Existe otra novela, anterior a Zona internacional (1953), que deja constancia del paso de Paul Celan por Viena. Sin embargo, en este caso, el investigador ha de andarse con cuidado al estudiarla en busca de un retrato fidedigno del poeta rumano. Se titula Sinfonía inconclusa, se publicó en 1951 y su autor es el judío austriaco Hans Weigel. Cuando el 16 de marzo de 1948 Paul Celan e Ingeborg Bachmann se encuentran (al parecer por primera vez) en la vivienda del surrealista Edgar Jené, la joven Bachmann, que es estudiante de Filosofía y aspirante a escritora, es la amante del ya entonces cuarentón Weigel. Poco después de ese primer encuentro, aprovechando que Weigel ha de partir a un viaje a EE. UU., Ingeborg Bachmann escribe a sus padres, eufórica, para —en una entretanto famosa carta— contarles que «el poeta surrealista Paul Celan» se ha enamorado de ella, que ha convertido su piso en la Beatrixgasse en un «campo de amapolas» y que suele «cubrirla» vertiendo sobre ella ingentes cantidades de esa flor[4].
El asunto, como bien deja entrever la novela Sinfonía inconclusa, no debió hacerle mucha gracia a Weigel. En ella, el autor (seguramente para cubrirse legalmente las espaldas), decide dejar hablar a una narradora en primera persona que es artista, no escritora, pero que guarda asombrosos parecidos con Ingeborg Bachmann:
Llegó entonces el invierno, y con él, una nueva experiencia. Un nuevo hombre. ¿Es necesario que ponga aquí su nombre? Tú bien sabes de quién hablo […] Un tipo un poco loco, una oveja negra, un hombre que causa rechazo por su comportamiento poco convencional, extremista en su manera de impugnar todo lo existente y reconocido, fautor de una poesía y una prosa muy personal y caprichosa que escribe con descuido, que lee en voz alta en uno u otro sitio y va repartiendo por ahí en folios sueltos.

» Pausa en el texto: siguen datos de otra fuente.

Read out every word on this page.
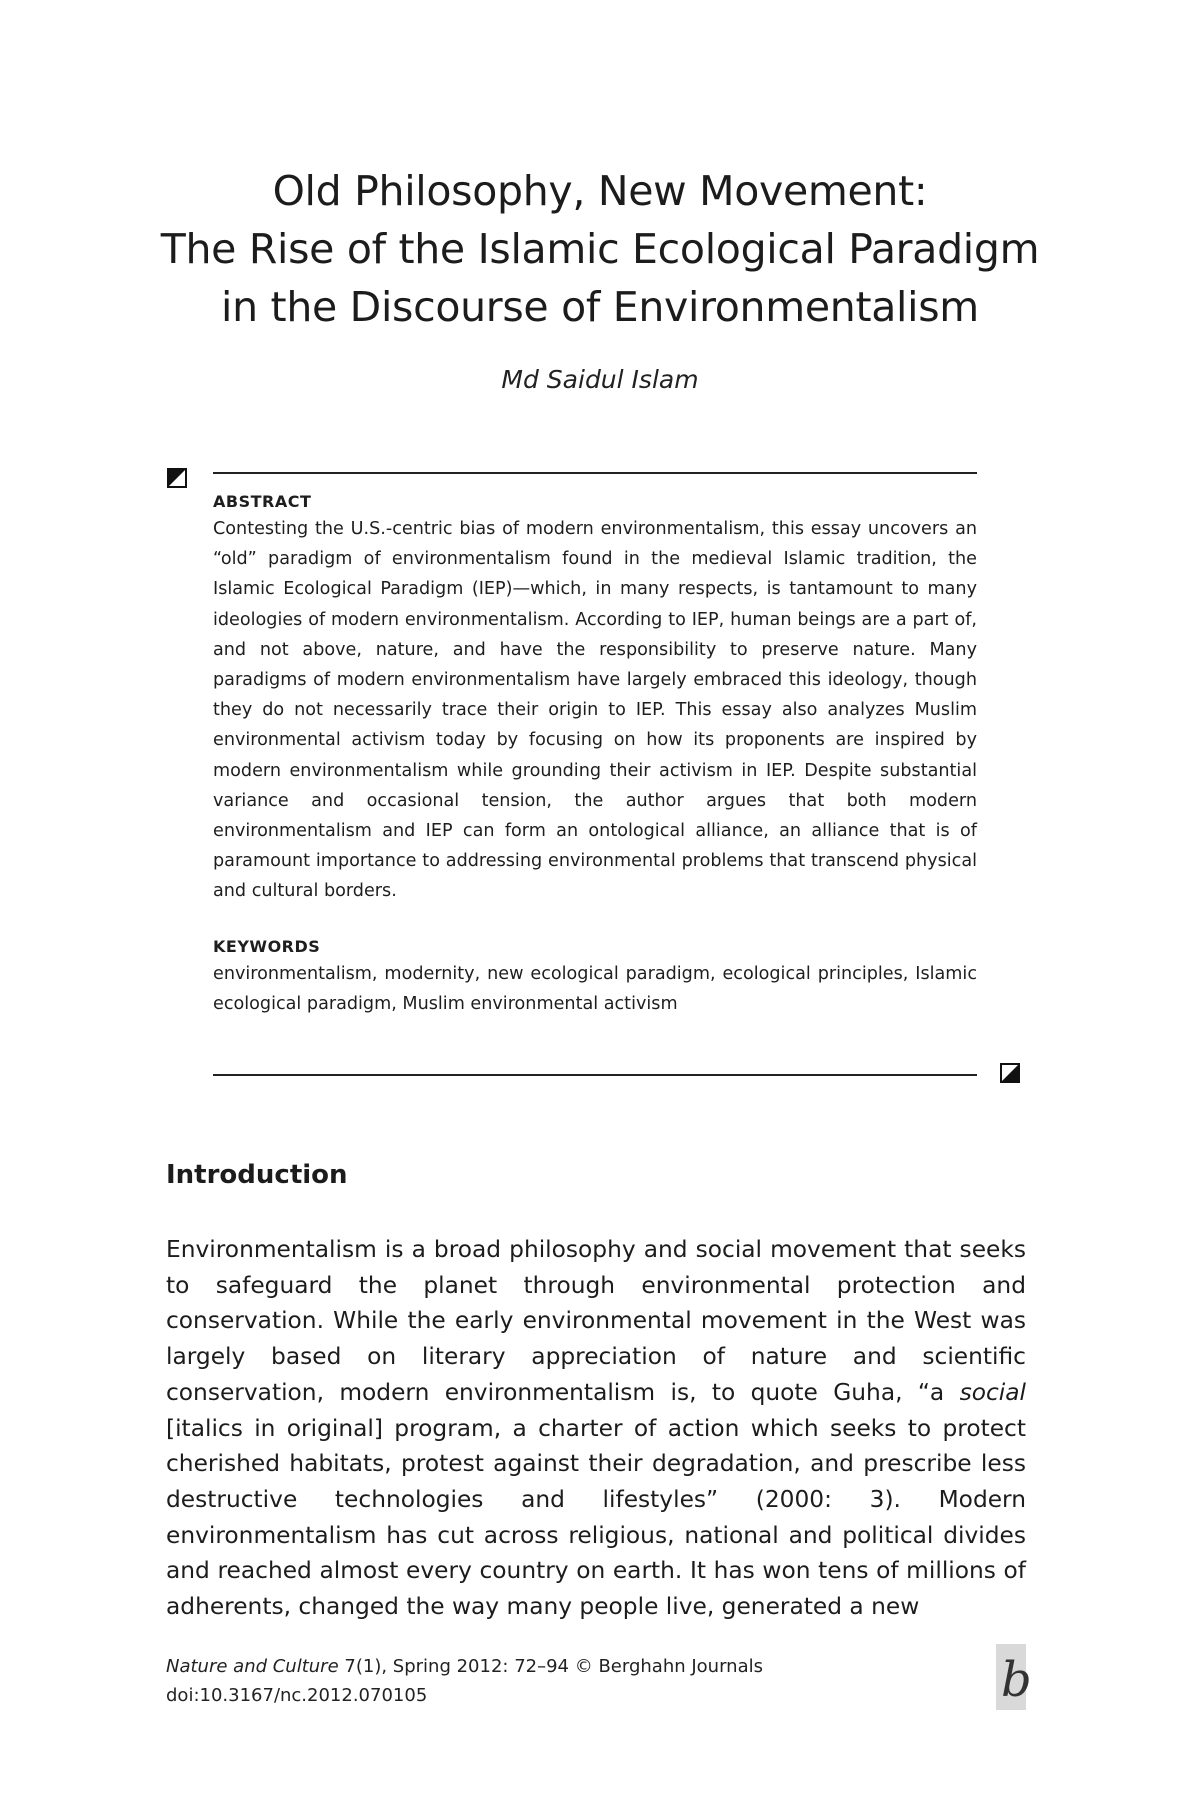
Old Philosophy, New Movement:
The Rise of the Islamic Ecological Paradigm
in the Discourse of Environmentalism
Md Saidul Islam

ABSTRACT

Contesting the U.S.-centric bias of modern environmentalism, this essay uncovers an “old” paradigm of environmentalism found in the medieval Islamic tradition, the Islamic Ecological Paradigm (IEP)—which, in many respects, is tantamount to many ideologies of modern environmentalism. According to IEP, human beings are a part of, and not above, nature, and have the responsibility to preserve nature. Many paradigms of modern environmentalism have largely embraced this ideology, though they do not necessarily trace their origin to IEP. This essay also analyzes Muslim environmental activism today by focusing on how its proponents are inspired by modern environmentalism while grounding their activism in IEP. Despite substantial variance and occasional tension, the author argues that both modern environmentalism and IEP can form an ontological alliance, an alliance that is of paramount importance to addressing environmental problems that transcend physical and cultural borders.

KEYWORDS

environmentalism, modernity, new ecological paradigm, ecological principles, Islamic ecological paradigm, Muslim environmental activism

Introduction

Environmentalism is a broad philosophy and social movement that seeks to safeguard the planet through environmental protection and conservation. While the early environmental movement in the West was largely based on literary appreciation of nature and scientific conservation, modern environmentalism is, to quote Guha, “a social [italics in original] program, a charter of action which seeks to protect cherished habitats, protest against their degradation, and prescribe less destructive technologies and lifestyles” (2000: 3). Modern environmentalism has cut across religious, national and political divides and reached almost every country on earth. It has won tens of millions of adherents, changed the way many people live, generated a new

Nature and Culture 7(1), Spring 2012: 72–94 © Berghahn Journals
doi:10.3167/nc.2012.070105	b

Valdría tal vez hacer alguna vez (si es que no se ha hecho ya) una antología con las estrategias literarias seguidas por escritores y escritoras de todas las épocas y lenguas que se han visto engañados por sus parejas. Lo cierto es que Weigel, en la suya, opta por no dejar bien parada la figura de Paul Celan: «Un […] rebelde ruidoso, despreocupado, sin consideración», dice en la página 175. Un tipo «fascinante e inquietante también cuando se le conoce de cerca», añade dos páginas más delante.

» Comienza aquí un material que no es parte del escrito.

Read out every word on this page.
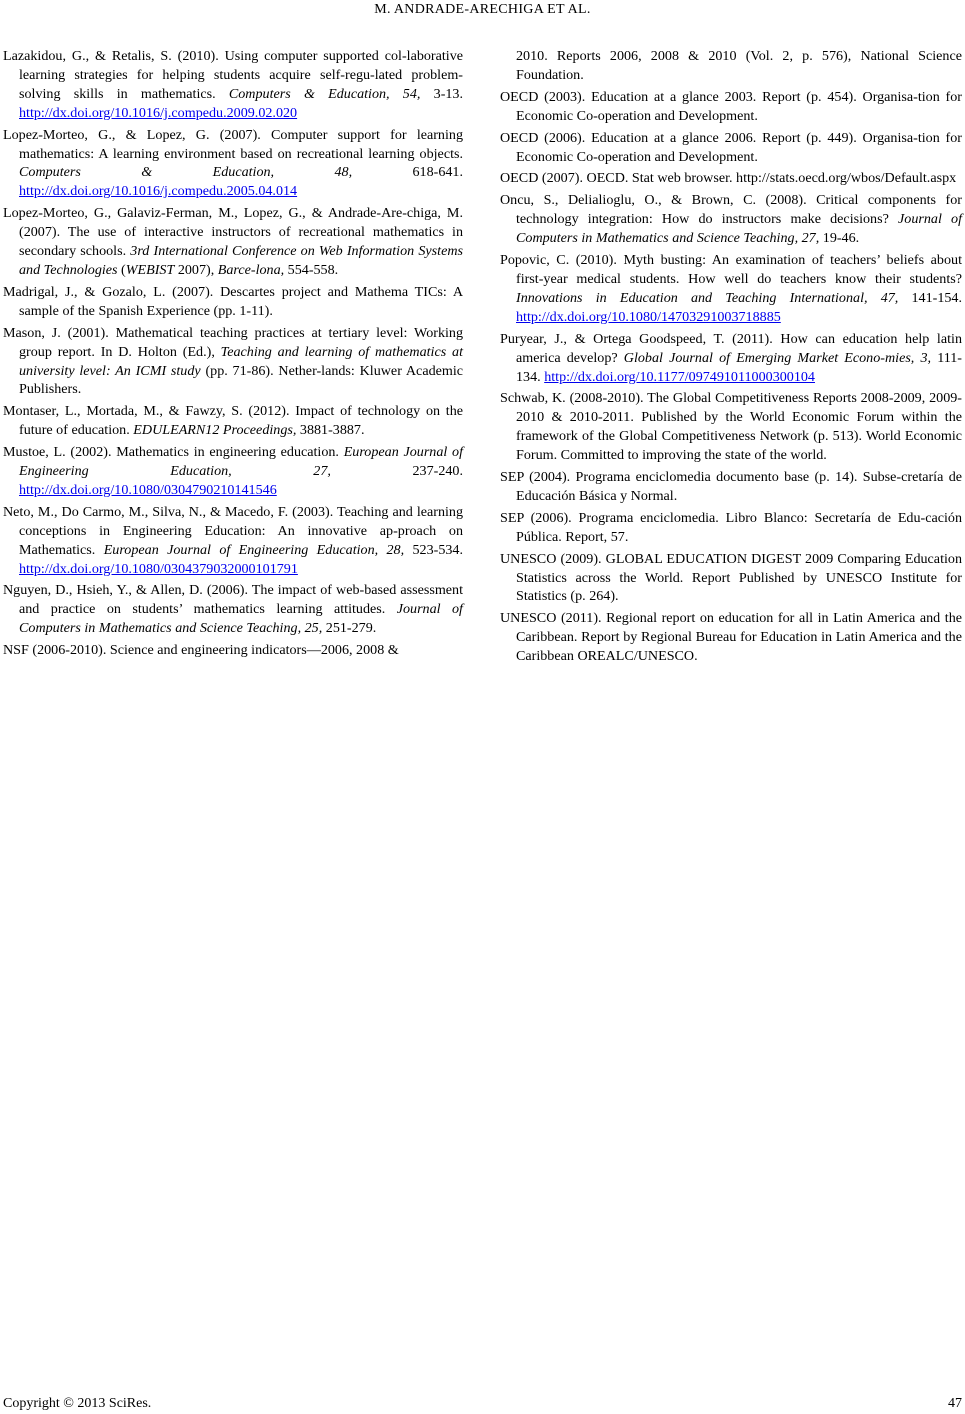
M. ANDRADE-ARECHIGA ET AL.

Lazakidou, G., & Retalis, S. (2010). Using computer supported col-laborative learning strategies for helping students acquire self-regu-lated problem-solving skills in mathematics. Computers & Education, 54, 3-13. http://dx.doi.org/10.1016/j.compedu.2009.02.020

Lopez-Morteo, G., & Lopez, G. (2007). Computer support for learning mathematics: A learning environment based on recreational learning objects. Computers & Education, 48, 618-641. http://dx.doi.org/10.1016/j.compedu.2005.04.014

Lopez-Morteo, G., Galaviz-Ferman, M., Lopez, G., & Andrade-Are-chiga, M. (2007). The use of interactive instructors of recreational mathematics in secondary schools. 3rd International Conference on Web Information Systems and Technologies (WEBIST 2007), Barce-lona, 554-558.

Madrigal, J., & Gozalo, L. (2007). Descartes project and Mathema TICs: A sample of the Spanish Experience (pp. 1-11).

Mason, J. (2001). Mathematical teaching practices at tertiary level: Working group report. In D. Holton (Ed.), Teaching and learning of mathematics at university level: An ICMI study (pp. 71-86). Nether-lands: Kluwer Academic Publishers.

Montaser, L., Mortada, M., & Fawzy, S. (2012). Impact of technology on the future of education. EDULEARN12 Proceedings, 3881-3887.

Mustoe, L. (2002). Mathematics in engineering education. European Journal of Engineering Education, 27, 237-240. http://dx.doi.org/10.1080/0304790210141546

Neto, M., Do Carmo, M., Silva, N., & Macedo, F. (2003). Teaching and learning conceptions in Engineering Education: An innovative ap-proach on Mathematics. European Journal of Engineering Education, 28, 523-534. http://dx.doi.org/10.1080/0304379032000101791

Nguyen, D., Hsieh, Y., & Allen, D. (2006). The impact of web-based assessment and practice on students’ mathematics learning attitudes. Journal of Computers in Mathematics and Science Teaching, 25, 251-279.

NSF (2006-2010). Science and engineering indicators—2006, 2008 &

2010. Reports 2006, 2008 & 2010 (Vol. 2, p. 576), National Science Foundation.

OECD (2003). Education at a glance 2003. Report (p. 454). Organisa-tion for Economic Co-operation and Development.

OECD (2006). Education at a glance 2006. Report (p. 449). Organisa-tion for Economic Co-operation and Development.

OECD (2007). OECD. Stat web browser. http://stats.oecd.org/wbos/Default.aspx

Oncu, S., Delialioglu, O., & Brown, C. (2008). Critical components for technology integration: How do instructors make decisions? Journal of Computers in Mathematics and Science Teaching, 27, 19-46.

Popovic, C. (2010). Myth busting: An examination of teachers’ beliefs about first-year medical students. How well do teachers know their students? Innovations in Education and Teaching International, 47, 141-154. http://dx.doi.org/10.1080/14703291003718885

Puryear, J., & Ortega Goodspeed, T. (2011). How can education help latin america develop? Global Journal of Emerging Market Econo-mies, 3, 111-134. http://dx.doi.org/10.1177/097491011000300104

Schwab, K. (2008-2010). The Global Competitiveness Reports 2008-2009, 2009-2010 & 2010-2011. Published by the World Economic Forum within the framework of the Global Competitiveness Network (p. 513). World Economic Forum. Committed to improving the state of the world.

SEP (2004). Programa enciclomedia documento base (p. 14). Subse-cretaría de Educación Básica y Normal.

SEP (2006). Programa enciclomedia. Libro Blanco: Secretaría de Edu-cación Pública. Report, 57.

UNESCO (2009). GLOBAL EDUCATION DIGEST 2009 Comparing Education Statistics across the World. Report Published by UNESCO Institute for Statistics (p. 264).

UNESCO (2011). Regional report on education for all in Latin America and the Caribbean. Report by Regional Bureau for Education in Latin America and the Caribbean OREALC/UNESCO.

Copyright © 2013 SciRes.	47
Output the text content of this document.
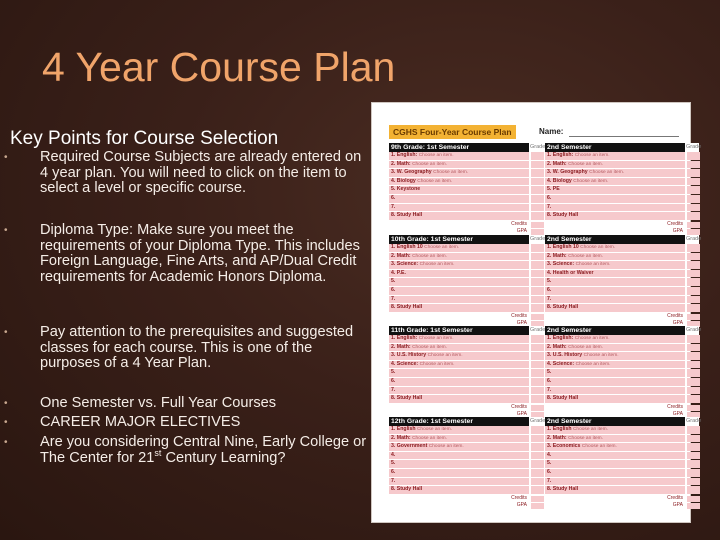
4 Year Course Plan
Key Points for Course Selection
• Required Course Subjects are already entered on 4 year plan. You will need to click on the item to select a level or specific course.
• Diploma Type: Make sure you meet the requirements of your Diploma Type. This includes Foreign Language, Fine Arts, and AP/Dual Credit requirements for Academic Honors Diploma.
• Pay attention to the prerequisites and suggested classes for each course. This is one of the purposes of a 4 Year Plan.
• One Semester vs. Full Year Courses
• CAREER MAJOR ELECTIVES
• Are you considering Central Nine, Early College or The Center for 21st Century Learning?
CGHS Four-Year Course Plan	Name:
9th Grade: 1st Semester	Grade
1. English: Choose an item.
2. Math: Choose an item.
3. W. Geography Choose an item.
4. Biology Choose an item.
5. Keystone
6.
7.
8. Study Hall
Credits
GPA
2nd Semester	Grade
1. English: Choose an item.
2. Math: Choose an item.
3. W. Geography Choose an item.
4. Biology Choose an item.
5. PE
6.
7.
8. Study Hall
Credits
GPA
10th Grade: 1st Semester	Grade
1. English 10 Choose an item.
2. Math: Choose an item.
3. Science: Choose an item.
4. P.E.
5.
6.
7.
8. Study Hall
Credits
GPA
2nd Semester	Grade
1. English 10 Choose an item.
2. Math: Choose an item.
3. Science: Choose an item.
4. Health or Waiver
5.
6.
7.
8. Study Hall
Credits
GPA
11th Grade: 1st Semester	Grade
1. English: Choose an item.
2. Math: Choose an item.
3. U.S. History Choose an item.
4. Science: Choose an item.
5.
6.
7.
8. Study Hall
Credits
GPA
2nd Semester	Grade
1. English: Choose an item.
2. Math: Choose an item.
3. U.S. History Choose an item.
4. Science: Choose an item.
5.
6.
7.
8. Study Hall
Credits
GPA
12th Grade: 1st Semester	Grade
1. English Choose an item.
2. Math: Choose an item.
3. Government Choose an item.
4.
5.
6.
7.
8. Study Hall
Credits
GPA
2nd Semester	Grade
1. English Choose an item.
2. Math: Choose an item.
3. Economics Choose an item.
4.
5.
6.
7.
8. Study Hall
Credits
GPA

En otro pasaje, lanza un rumor que ha sido puesto en duda por otros estudiosos de la vida de Celan y que más bien deja entrever su resquemor por verse abandonado por la amante. Una vez más, se acuclilla tras su narradora en primera persona (alter ego de Bachmann) y la hace quejarse: «Ese otro hombre [Celan] apareció un buen día en mi estudio, examinó mis obras y las hizo trizas con sus críticas. […] No tenía lugar donde quedarse, lo acosaban unos acreedores, y se instaló en mi casa como la cosa más natural del mundo».

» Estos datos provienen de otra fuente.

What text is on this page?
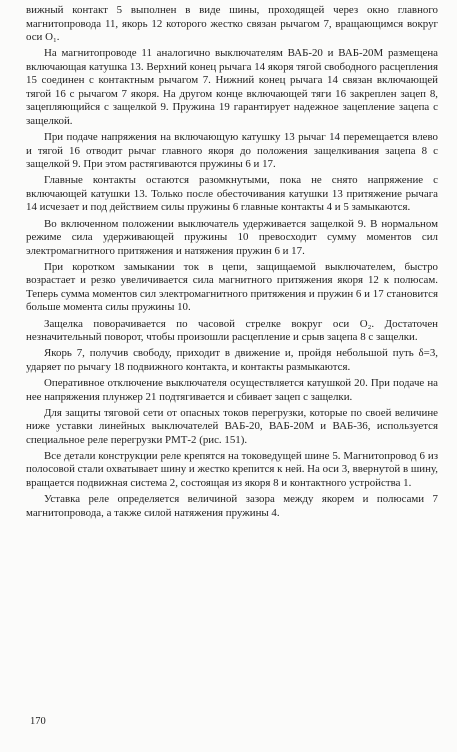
вижный контакт 5 выполнен в виде шины, проходящей через окно главного магнитопровода 11, якорь 12 которого жестко связан рычагом 7, вращающимся вокруг оси O₁.

На магнитопроводе 11 аналогично выключателям ВАБ-20 и ВАБ-20М размещена включающая катушка 13. Верхний конец рычага 14 якоря тягой свободного расцепления 15 соединен с контактным рычагом 7. Нижний конец рычага 14 связан включающей тягой 16 с рычагом 7 якоря. На другом конце включающей тяги 16 закреплен зацеп 8, зацепляющийся с защелкой 9. Пружина 19 гарантирует надежное зацепление зацепа с защелкой.

При подаче напряжения на включающую катушку 13 рычаг 14 перемещается влево и тягой 16 отводит рычаг главного якоря до положения защелкивания зацепа 8 с защелкой 9. При этом растягиваются пружины 6 и 17.

Главные контакты остаются разомкнутыми, пока не снято напряжение с включающей катушки 13. Только после обесточивания катушки 13 притяжение рычага 14 исчезает и под действием силы пружины 6 главные контакты 4 и 5 замыкаются.

Во включенном положении выключатель удерживается защелкой 9. В нормальном режиме сила удерживающей пружины 10 превосходит сумму моментов сил электромагнитного притяжения и натяжения пружин 6 и 17.

При коротком замыкании ток в цепи, защищаемой выключателем, быстро возрастает и резко увеличивается сила магнитного притяжения якоря 12 к полюсам. Теперь сумма моментов сил электромагнитного притяжения и пружин 6 и 17 становится больше момента силы пружины 10.

Защелка поворачивается по часовой стрелке вокруг оси O₂. Достаточен незначительный поворот, чтобы произошли расцепление и срыв зацепа 8 с защелки.

Якорь 7, получив свободу, приходит в движение и, пройдя небольшой путь δ=3, ударяет по рычагу 18 подвижного контакта, и контакты размыкаются.

Оперативное отключение выключателя осуществляется катушкой 20. При подаче на нее напряжения плунжер 21 подтягивается и сбивает зацеп с защелки.

Для защиты тяговой сети от опасных токов перегрузки, которые по своей величине ниже уставки линейных выключателей ВАБ-20, ВАБ-20М и ВАБ-36, используется специальное реле перегрузки РМТ-2 (рис. 151).

Все детали конструкции реле крепятся на токоведущей шине 5. Магнитопровод 6 из полосовой стали охватывает шину и жестко крепится к ней. На оси 3, ввернутой в шину, вращается подвижная система 2, состоящая из якоря 8 и контактного устройства 1.

Уставка реле определяется величиной зазора между якорем и полюсами 7 магнитопровода, а также силой натяжения пружины 4.

170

El retrato que hace Weigel de Celan ha de ser leído y estudiado «con pinzas». En todos los sentidos. Requiere de un estudio desapasionado que no se vea pervertido ni por la admiración que despierte la poesía de Celan ni por el eventual rechazo que causen las —al parecer vengativas— indiscreciones de Weigel. Todo habría de contrastarse con los testimonios de otros testigos. Una cosa, sin embargo, no necesita verificación: el mayor monumento literario levantado a Celan lo erigió la propia Ingeborg Bachmann a lo largo de toda su obra. No hay apenas texto suyo en los que no haya una referencia velada al hombre al que, según ella misma, «amó más que a su propia vida» (sus palabras al saber la noticia de que Celan se había arrojado a las aguas del Sena, e inmortalizadas al final de su novela Malina).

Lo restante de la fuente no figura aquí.